YEGHISHE CHARENTS: Poet of the Revolution
Edited by Marc Nichanian, Vartan Matiossian, Vardan Matteosean
This book offers a collection of articles and studies on Yeghishe Charents (1897-1937), who has always been considered as the poet of Revolution in Armenia and is certainly one of the greatest poetical voices of the twentieth century in the Armenian language.
The volume partly gathers the essays presented at the Charents conference organized at Columbia University in November 1997 by Marc Nichanian for the centennial of the poet’s birth and the sixtieth anniversary of his untimely and tragic death.It was the first time an international conference on a modern Armenian writer was held at a Western University.
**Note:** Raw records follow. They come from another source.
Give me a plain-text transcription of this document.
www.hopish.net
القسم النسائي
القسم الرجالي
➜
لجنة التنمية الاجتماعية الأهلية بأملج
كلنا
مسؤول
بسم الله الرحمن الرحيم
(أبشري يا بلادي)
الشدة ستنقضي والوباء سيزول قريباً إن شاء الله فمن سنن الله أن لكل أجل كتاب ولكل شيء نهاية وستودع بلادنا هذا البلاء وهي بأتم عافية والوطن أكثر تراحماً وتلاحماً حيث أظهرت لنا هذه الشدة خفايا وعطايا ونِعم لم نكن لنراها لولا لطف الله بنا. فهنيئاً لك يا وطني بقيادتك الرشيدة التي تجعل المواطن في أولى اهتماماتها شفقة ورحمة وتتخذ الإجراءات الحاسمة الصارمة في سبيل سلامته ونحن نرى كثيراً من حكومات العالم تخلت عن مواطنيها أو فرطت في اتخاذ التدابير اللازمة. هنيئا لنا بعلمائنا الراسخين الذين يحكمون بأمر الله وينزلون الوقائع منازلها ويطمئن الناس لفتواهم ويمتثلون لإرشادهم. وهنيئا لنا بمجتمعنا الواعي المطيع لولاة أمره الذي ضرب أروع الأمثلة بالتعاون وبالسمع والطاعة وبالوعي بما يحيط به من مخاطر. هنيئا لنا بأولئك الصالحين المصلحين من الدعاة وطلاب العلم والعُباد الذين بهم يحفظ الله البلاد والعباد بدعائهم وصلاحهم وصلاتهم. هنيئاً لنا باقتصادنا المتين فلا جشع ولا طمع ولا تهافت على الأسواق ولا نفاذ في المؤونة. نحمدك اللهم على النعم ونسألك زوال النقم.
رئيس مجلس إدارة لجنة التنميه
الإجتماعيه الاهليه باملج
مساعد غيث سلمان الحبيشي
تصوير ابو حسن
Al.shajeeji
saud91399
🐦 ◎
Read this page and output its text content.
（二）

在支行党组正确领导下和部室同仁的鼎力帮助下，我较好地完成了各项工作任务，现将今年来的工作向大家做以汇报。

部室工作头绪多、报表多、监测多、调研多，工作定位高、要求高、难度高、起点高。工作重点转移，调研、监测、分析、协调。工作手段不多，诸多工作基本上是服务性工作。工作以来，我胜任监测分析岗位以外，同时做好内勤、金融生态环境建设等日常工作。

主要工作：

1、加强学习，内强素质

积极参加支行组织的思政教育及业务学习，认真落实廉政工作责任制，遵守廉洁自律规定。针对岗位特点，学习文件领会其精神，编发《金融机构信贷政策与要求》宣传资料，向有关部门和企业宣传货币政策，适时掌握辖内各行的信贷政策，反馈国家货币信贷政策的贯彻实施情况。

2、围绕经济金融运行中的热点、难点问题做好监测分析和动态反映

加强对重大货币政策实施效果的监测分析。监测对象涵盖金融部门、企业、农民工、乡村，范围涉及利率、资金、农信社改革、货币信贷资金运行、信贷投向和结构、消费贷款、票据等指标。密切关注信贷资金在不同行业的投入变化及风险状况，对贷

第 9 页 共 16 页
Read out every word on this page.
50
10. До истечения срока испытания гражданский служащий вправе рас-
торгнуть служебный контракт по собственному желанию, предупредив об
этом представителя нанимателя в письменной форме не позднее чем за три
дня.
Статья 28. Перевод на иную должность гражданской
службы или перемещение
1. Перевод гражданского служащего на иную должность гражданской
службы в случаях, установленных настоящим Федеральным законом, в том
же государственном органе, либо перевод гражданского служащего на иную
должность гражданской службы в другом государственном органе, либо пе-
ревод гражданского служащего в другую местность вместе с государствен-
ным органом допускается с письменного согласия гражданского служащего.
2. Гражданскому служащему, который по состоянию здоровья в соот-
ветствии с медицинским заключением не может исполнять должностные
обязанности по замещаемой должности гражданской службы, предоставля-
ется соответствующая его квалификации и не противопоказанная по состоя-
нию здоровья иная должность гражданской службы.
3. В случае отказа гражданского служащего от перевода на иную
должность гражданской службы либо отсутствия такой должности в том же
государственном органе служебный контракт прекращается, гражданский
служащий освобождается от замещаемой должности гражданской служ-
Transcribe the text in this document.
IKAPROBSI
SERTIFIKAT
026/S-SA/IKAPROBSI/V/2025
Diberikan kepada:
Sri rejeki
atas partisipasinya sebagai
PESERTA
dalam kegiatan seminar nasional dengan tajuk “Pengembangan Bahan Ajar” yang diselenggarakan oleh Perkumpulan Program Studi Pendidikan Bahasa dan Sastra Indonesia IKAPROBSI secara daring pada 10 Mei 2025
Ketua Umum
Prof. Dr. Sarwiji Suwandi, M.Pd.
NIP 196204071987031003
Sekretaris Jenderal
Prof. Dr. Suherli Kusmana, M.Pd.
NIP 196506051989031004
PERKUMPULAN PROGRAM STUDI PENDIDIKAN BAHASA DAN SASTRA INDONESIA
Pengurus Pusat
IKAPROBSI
Other important essays have been added in order to echo the recent history of the Charents reception in English (Peter Balakian, G.M. Goshgarian, James Russell, Sonia Ketchian).
A general introduction proposes a reflection on the poet’s encounter with history, his infatuation with Mayakovsky and the work of mourning that he was obliged to carry out after his renunciation of Futurism in 1924. He was forced into this renunciation in order to save his life and his career as a national poet in a Communist setting. After 1926, Charents’s poetical works are but a long meditation on the resources of poetry in the aftermath of the repudiation of Futurism.